Tu avais pensé à quoi ?

Tu ne veux pas savoir (rires). Ce n’était même pas drôle. C’était juste nul. Complètement nul. C’était triste, comme un pigeon mort. Tu vois ce que je veux dire. Si je te disais ce à quoi j’avais pensé, tu réagirais de la même façon que face à un pigeon se ferait rouler dessus (rires). Alors je n’ai finalement utilisé aucune de ces idées.

Comment se passe pour toi la phase d’écriture des chansons ?

C’est différent. Parfois j’ai les paroles dans son ensemble. Parfois il se passe des jours sans musique où je ne fais qu’aligner des mots. Des paroles d’une chanson, des titres d’autres etc. Mais ce ne sont même pas forcément des bouts de chansons, ce sont des mots dont je ne sais parfois pas encore quoi en faire. Mais d’autres fois, je me pose juste devant le piano, ou joue un peu de guitare et je trouve des mélodies ; mais ces mélodies ne peuvent pas rester des jours en suspens, les mots doivent s’y poser dans l’instant, et là d’autres types de chansons apparaissent. Je ne m’y mets pas trop sérieusement non plus, les jours où je n’écris que des mots, je fais juste en sorte qu’ils sonnent bien. Pour moi, c’est plus une question d’instinct. Je ne peux pas avoir des brouillons rester tel quels pendant trop longtemps, sinon ça devient lassant et je passe à autre chose.

Tu composes les chansons toi-même, mais tu as enregistré cet album avec un groupe. Comment cela s’est-il passé, de communiquer ton univers propre à un groupe qui doit le retranscrire ?

Ce groupe qui joue avec moi, sont de très bons amis. Mon petit frère en fait parti, qui est aussi un ami j’imagine (rires). Je n’avais pas à leur communiquer quoique ce soit, ni même à leur dire quoique ce soit. Nous sommes tous relax. La musique est une pure source de fun. Si tout est trop étudié, tu peux perdre toute l’essence de la chose. Quand j’écoute un disque, parfois je peux entendre quand il s’agit d’un groupe de session en accompagnement. Si un groupe de personnes joue pour leur propre amusement, c’est ce que les gens veulent. C’est ce que je recherche dans tous les albums que je possède. Même si c’est imparfait, quand on sent que les musiciens prennent plaisir, c’est l’essentiel.

Comment es-tu rentré en contact avec Domino ?

Ils m’ont contacté quand j’avais 19 ans. Ils ont dû entendre un titre sur MySpace, Mais ça s’est fait lentement. Etapes par étapes, et en me laissant aller à ma propre vitesse. Je suis meilleur quand on me laisse tranquille. Ensuite, ça a continué de manière assez stable, ce qui est mieux que d’avoir un éclairage et une exposition soudaine. C’est mieux pour moi.

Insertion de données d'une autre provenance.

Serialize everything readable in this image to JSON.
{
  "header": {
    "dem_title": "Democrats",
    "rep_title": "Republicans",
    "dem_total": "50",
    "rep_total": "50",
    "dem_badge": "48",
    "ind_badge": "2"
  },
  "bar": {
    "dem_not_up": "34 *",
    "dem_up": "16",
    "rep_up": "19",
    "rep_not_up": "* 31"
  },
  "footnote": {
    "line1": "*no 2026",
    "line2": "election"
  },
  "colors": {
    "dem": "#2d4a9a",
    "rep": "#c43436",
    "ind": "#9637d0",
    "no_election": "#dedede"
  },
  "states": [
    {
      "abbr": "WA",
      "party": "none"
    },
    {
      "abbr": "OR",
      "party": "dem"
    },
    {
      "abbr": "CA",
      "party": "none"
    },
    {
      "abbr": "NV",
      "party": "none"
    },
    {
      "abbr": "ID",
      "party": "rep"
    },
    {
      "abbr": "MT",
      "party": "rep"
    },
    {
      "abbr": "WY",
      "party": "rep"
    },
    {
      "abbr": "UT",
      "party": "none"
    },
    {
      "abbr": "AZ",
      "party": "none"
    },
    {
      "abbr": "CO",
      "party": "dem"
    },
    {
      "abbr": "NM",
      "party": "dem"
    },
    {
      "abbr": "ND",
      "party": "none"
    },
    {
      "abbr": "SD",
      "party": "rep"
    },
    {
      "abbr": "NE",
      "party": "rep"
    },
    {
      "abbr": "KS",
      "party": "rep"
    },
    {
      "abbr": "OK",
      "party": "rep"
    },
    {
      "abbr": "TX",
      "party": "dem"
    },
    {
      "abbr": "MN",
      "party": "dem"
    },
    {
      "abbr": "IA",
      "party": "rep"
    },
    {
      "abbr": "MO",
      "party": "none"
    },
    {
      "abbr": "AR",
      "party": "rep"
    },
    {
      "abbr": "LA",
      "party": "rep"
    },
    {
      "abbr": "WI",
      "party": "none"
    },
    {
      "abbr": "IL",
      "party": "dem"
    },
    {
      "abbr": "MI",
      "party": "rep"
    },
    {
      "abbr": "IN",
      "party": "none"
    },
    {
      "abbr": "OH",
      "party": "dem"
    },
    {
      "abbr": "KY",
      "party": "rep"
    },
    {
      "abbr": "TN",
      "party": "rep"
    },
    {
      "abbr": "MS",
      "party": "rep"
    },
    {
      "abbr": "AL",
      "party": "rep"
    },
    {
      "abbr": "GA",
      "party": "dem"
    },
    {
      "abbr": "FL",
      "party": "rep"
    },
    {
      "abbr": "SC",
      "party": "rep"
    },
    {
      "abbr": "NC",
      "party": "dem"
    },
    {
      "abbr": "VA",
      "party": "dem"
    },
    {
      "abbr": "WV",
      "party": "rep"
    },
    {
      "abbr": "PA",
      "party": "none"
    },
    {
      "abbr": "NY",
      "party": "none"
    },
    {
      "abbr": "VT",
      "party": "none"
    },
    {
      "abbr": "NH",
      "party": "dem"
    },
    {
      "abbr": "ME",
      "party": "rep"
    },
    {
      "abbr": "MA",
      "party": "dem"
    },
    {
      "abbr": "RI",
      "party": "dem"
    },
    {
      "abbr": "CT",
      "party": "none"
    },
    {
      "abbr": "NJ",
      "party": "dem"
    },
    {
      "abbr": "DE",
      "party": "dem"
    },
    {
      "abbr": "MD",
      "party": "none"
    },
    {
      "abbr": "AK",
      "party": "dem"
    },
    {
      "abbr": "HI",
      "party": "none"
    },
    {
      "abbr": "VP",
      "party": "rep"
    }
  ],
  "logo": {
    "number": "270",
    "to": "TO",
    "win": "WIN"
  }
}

Domino est considéré comme l’un des derniers gros labels indépendants d’Angleterre. Comment vois-tu ton intégration dans une maison telle que Domino ?

Je ne peux rien dire sur Domino en tant que label, parce que je n’y connais rien. Mais en tant que personnes, celles avec qui je travaille régulièrement, ils sont fantastiques. Je leur suis très reconnaissant, car ils sont excellents, car ils sont très passionnés par ce qu’ils font. Je ne sais pas ce que font les labels en général, j’imagine qu’ils sont tous diaboliques. Dans ma tête, ce sont le mal. Domino étant le chevalier à l’armure brillant dans la nuit (rires). Je suis presque certain de ne pas être trop éloigné de la vérité. Pour être honnête, les autres labels ne sont probablement pas sympathiques parce que ça les dépasse, ça ne dépend plus d’eux. Le cliché du gros patron en costume fumant des cigares et ruinant les jeunes talents ne doit plus vraiment exister aujourd’hui, non ?

A quoi vont ressembler tes 6 prochains mois ?

Je dois aller jouer à des endroits où je n’avais jamais joué, comme Berlin, ou en Italie, je ne sais pas ce que ça va donner. Après je retournerai en Angleterre pour probablement d’autres concerts. J’espère. Et des enregistrements. Ca, c’est certain.